Estúdio alemão (1917–1945), fundado como máquina de propaganda de guerra, tornou-se a maior produtora europeia. Estilo: cinema expressionista em preto e branco, dramas intimistas e, posteriormente, propaganda nazista.
O caminho para a fábrica de filmes europeia começou em 1917 no Império Alemão. O Ministério da Guerra precisava de material de propaganda, mas percebeu que os estúdios existentes eram fragmentados e ineficientes — então, fundaram uma corporação estatal centralizada que deveria agrupar todas as produções sob uma única marca.
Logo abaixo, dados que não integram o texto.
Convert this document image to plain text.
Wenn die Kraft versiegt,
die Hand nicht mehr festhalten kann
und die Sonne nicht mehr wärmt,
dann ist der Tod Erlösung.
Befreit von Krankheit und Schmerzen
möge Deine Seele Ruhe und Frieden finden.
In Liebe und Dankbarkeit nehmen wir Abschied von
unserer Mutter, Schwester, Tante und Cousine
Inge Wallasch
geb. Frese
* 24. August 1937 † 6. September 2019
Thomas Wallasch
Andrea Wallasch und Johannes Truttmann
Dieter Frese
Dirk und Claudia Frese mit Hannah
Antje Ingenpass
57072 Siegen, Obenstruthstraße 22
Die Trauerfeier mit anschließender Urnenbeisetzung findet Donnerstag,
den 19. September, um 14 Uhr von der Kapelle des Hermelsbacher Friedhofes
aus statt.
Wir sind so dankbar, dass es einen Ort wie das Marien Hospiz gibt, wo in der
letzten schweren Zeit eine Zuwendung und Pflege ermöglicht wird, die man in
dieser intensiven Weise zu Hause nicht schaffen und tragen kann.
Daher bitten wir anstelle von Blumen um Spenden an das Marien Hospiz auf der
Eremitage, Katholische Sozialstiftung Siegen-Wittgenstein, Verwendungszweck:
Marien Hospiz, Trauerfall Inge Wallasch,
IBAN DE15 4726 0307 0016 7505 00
Essa estratégia funcionou. Enquanto outros países deixaram sua cultura cinematográfica fragmentada, na Alemanha surgiu um império vertical: produção, pós-produção, distribuição e operação de cinemas, tudo em uma única mão. Isso estabeleceu padrões de eficiência que perduram até hoje no sistema de estúdios.
Nos anos 1920, a UFA — sob a liderança de Erich Pommer — tornou-se um laboratório experimental para o cinema expressionista. O Gabinete do Dr. Caligari, Nosferatu, os primeiros filmes de Murnau: isso não foi coincidência. A UFA financiou estética radical porque a organização era grande o suficiente para suportar riscos artísticos. A composição em preto e branco foi pensada sistematicamente no set da UFA — iluminação, composição de cena, construção de cenários como um problema arquitetônico, não como um subproduto. Quem trabalhava lá aprendia a câmera não como documentação, mas como um instrumento psicológico. As "Kammerspiele" (peças de câmara) (Lubitsch, Metzner) surgiram nesse sistema: dramaturgia íntima com controle formal máximo.
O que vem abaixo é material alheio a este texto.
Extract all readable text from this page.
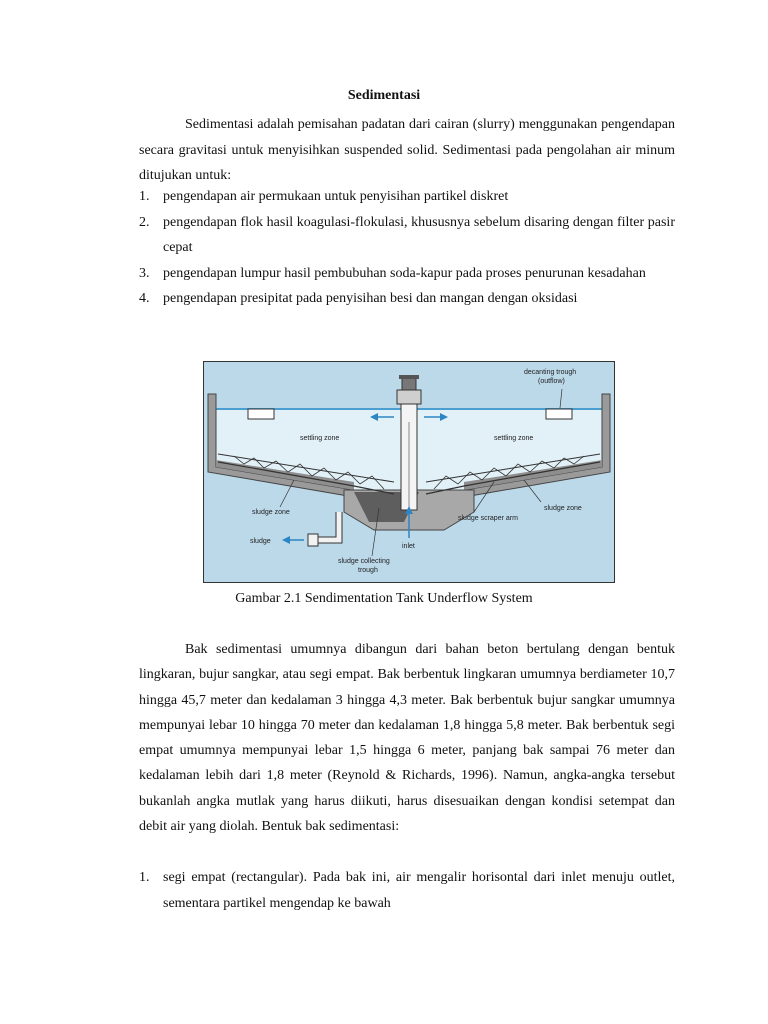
Sedimentasi
Sedimentasi adalah pemisahan padatan dari cairan (slurry) menggunakan pengendapan secara gravitasi untuk menyisihkan suspended solid. Sedimentasi pada pengolahan air minum ditujukan untuk:
1. pengendapan air permukaan untuk penyisihan partikel diskret
2. pengendapan flok hasil koagulasi-flokulasi, khususnya sebelum disaring dengan filter pasir cepat
3. pengendapan lumpur hasil pembubuhan soda-kapur pada proses penurunan kesadahan
4. pengendapan presipitat pada penyisihan besi dan mangan dengan oksidasi
decanting trough
(outflow)
settling zone	settling zone
sludge zone
sludge zone
sludge scraper arm
sludge
inlet
sludge collecting
trough
Gambar 2.1 Sendimentation Tank Underflow System
Bak sedimentasi umumnya dibangun dari bahan beton bertulang dengan bentuk lingkaran, bujur sangkar, atau segi empat. Bak berbentuk lingkaran umumnya berdiameter 10,7 hingga 45,7 meter dan kedalaman 3 hingga 4,3 meter. Bak berbentuk bujur sangkar umumnya mempunyai lebar 10 hingga 70 meter dan kedalaman 1,8 hingga 5,8 meter. Bak berbentuk segi empat umumnya mempunyai lebar 1,5 hingga 6 meter, panjang bak sampai 76 meter dan kedalaman lebih dari 1,8 meter (Reynold & Richards, 1996). Namun, angka-angka tersebut bukanlah angka mutlak yang harus diikuti, harus disesuaikan dengan kondisi setempat dan debit air yang diolah. Bentuk bak sedimentasi:
1. segi empat (rectangular). Pada bak ini, air mengalir horisontal dari inlet menuju outlet, sementara partikel mengendap ke bawah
Após 1933, a UFA tornou-se um aparelho de propaganda — mas aqui é onde se torna relevante para o ofício: o estúdio manteve sua sofisticação técnica. Leni Riefenstahl só pôde filmar O Triunfo da Vontade porque a UFA ofereceu uma infraestrutura que era globalmente incomparável. Isso é importante de entender — a UFA não era tola ou primitiva, mas altamente profissional. As inovações técnicas ocorreram em paralelo ao abuso ideológico. Como cinegrafista no set, você teria acesso a equipamentos e conhecimento que não existiam em outros lugares nessa era, mas pagaria o preço da censura e da coerção.
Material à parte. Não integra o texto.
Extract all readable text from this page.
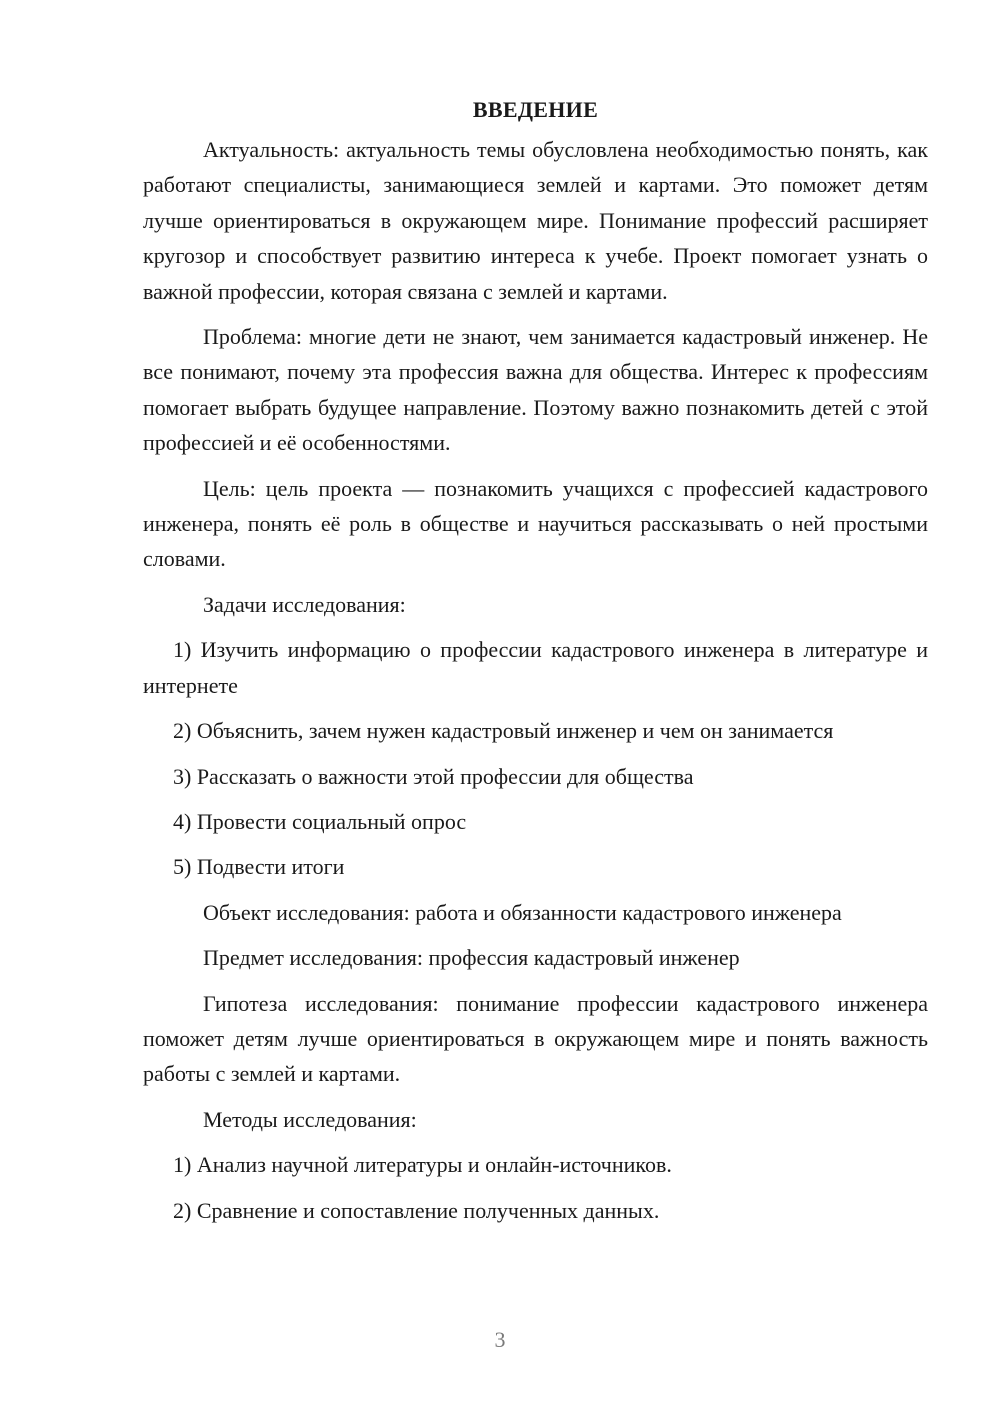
ВВЕДЕНИЕ

Актуальность: актуальность темы обусловлена необходимостью понять, как работают специалисты, занимающиеся землей и картами. Это поможет детям лучше ориентироваться в окружающем мире. Понимание профессий расширяет кругозор и способствует развитию интереса к учебе. Проект помогает узнать о важной профессии, которая связана с землей и картами.

Проблема: многие дети не знают, чем занимается кадастровый инженер. Не все понимают, почему эта профессия важна для общества. Интерес к профессиям помогает выбрать будущее направление. Поэтому важно познакомить детей с этой профессией и её особенностями.

Цель: цель проекта — познакомить учащихся с профессией кадастрового инженера, понять её роль в обществе и научиться рассказывать о ней простыми словами.

Задачи исследования:

1) Изучить информацию о профессии кадастрового инженера в литературе и интернете

2) Объяснить, зачем нужен кадастровый инженер и чем он занимается

3) Рассказать о важности этой профессии для общества

4) Провести социальный опрос

5) Подвести итоги

Объект исследования: работа и обязанности кадастрового инженера

Предмет исследования: профессия кадастровый инженер

Гипотеза исследования: понимание профессии кадастрового инженера поможет детям лучше ориентироваться в окружающем мире и понять важность работы с землей и картами.

Методы исследования:

1) Анализ научной литературы и онлайн-источников.

2) Сравнение и сопоставление полученных данных.

3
Após 1945, a estrutura se desintegrou. A DEFA assumiu a leste do Elba, novos estúdios surgiram no oeste — mas o modelo, essa centralização, foi desacreditado por décadas. No entanto: quem hoje estuda produção de estúdio, controle de qualidade e integração vertical na fabricação de filmes, inevitavelmente se depara com a logística da UFA. O sistema era perverso, mas funcionava.